Han-Yuan-Med commented 1 year ago

I have looked into your dataset and run it on my end.

There are two modifications you need to make: 1 Your current training and validation datasets do not share the same variables. You can run the code down to make them consistent

original_dataset = load("ForHan060723.Rdata") feature_intersect = Reduce(intersect, list(colnames(train_setsample4), colnames(validation_setsample4)))

new_data_train<-train_setsample4[,feature_intersect] new_data_test<-validation_setsample4[,feature_intersect] new_data_validation<-validation_setsample4[,feature_intersect]

delete irrelevant features according to me

new_data_train<-new_data_train[,-c(1,3)] new_data_test<-new_data_test[,-c(1,3)] new_data_validation<-new_data_validation[,-c(1,3)]

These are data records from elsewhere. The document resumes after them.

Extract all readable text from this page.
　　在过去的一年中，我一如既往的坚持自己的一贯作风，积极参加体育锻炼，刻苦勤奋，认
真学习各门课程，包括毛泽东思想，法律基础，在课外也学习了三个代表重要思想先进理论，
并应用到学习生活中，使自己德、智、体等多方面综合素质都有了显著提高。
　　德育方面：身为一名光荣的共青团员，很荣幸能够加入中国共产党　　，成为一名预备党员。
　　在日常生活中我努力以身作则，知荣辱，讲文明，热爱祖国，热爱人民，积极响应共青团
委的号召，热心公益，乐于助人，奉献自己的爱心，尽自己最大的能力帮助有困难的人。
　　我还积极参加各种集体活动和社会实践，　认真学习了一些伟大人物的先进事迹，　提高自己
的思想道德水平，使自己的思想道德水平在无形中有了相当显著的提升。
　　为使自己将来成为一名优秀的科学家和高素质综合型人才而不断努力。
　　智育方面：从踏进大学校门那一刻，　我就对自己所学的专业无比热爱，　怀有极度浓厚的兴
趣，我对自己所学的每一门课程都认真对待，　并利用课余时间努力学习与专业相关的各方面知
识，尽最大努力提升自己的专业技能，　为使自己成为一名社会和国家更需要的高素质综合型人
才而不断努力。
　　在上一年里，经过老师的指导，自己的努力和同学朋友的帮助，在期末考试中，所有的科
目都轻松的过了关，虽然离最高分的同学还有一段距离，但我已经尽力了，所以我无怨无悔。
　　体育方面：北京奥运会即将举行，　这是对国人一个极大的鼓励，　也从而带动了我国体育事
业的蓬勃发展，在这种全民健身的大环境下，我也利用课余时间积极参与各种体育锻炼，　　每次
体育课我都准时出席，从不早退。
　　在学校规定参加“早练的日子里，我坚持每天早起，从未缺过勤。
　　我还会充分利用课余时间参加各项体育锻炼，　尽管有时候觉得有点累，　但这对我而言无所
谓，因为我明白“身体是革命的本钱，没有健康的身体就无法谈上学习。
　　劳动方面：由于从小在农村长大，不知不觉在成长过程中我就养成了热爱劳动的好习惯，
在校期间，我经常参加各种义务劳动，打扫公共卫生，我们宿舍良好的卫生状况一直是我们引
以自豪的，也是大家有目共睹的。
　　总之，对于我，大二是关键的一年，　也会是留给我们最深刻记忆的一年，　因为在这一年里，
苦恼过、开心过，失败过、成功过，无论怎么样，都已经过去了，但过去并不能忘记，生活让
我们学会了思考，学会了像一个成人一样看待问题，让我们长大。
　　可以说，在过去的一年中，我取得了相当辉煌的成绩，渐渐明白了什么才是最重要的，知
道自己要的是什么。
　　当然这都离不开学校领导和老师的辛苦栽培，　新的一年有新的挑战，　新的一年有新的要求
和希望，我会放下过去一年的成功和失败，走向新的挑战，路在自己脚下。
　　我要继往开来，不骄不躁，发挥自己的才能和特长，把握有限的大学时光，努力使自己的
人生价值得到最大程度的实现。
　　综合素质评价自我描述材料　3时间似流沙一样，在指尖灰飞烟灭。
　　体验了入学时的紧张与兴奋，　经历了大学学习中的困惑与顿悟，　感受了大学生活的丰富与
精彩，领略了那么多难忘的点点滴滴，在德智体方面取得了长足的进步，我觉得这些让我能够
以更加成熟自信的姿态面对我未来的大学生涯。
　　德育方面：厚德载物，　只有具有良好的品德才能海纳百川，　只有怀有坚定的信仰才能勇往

2 Your current feature dimension is too high (more than 400). Thus, generalized linear regression and shallow random forest cannot handle and occasionally report bugs. You can consider doing some feature selection first such as a chi-square test for categorical variables and a t-test for continuous variables.

Han-Yuan-Med commented 1 year ago

Another suggestion after the features' initial selection is data normalization. I noticed that some of your variables range from 0 to 1 while some features are larger than 1,000. Data normalization will help AutoScore-dependent packages like random forest converge better and you can transform the data back after you obtain the scoring table.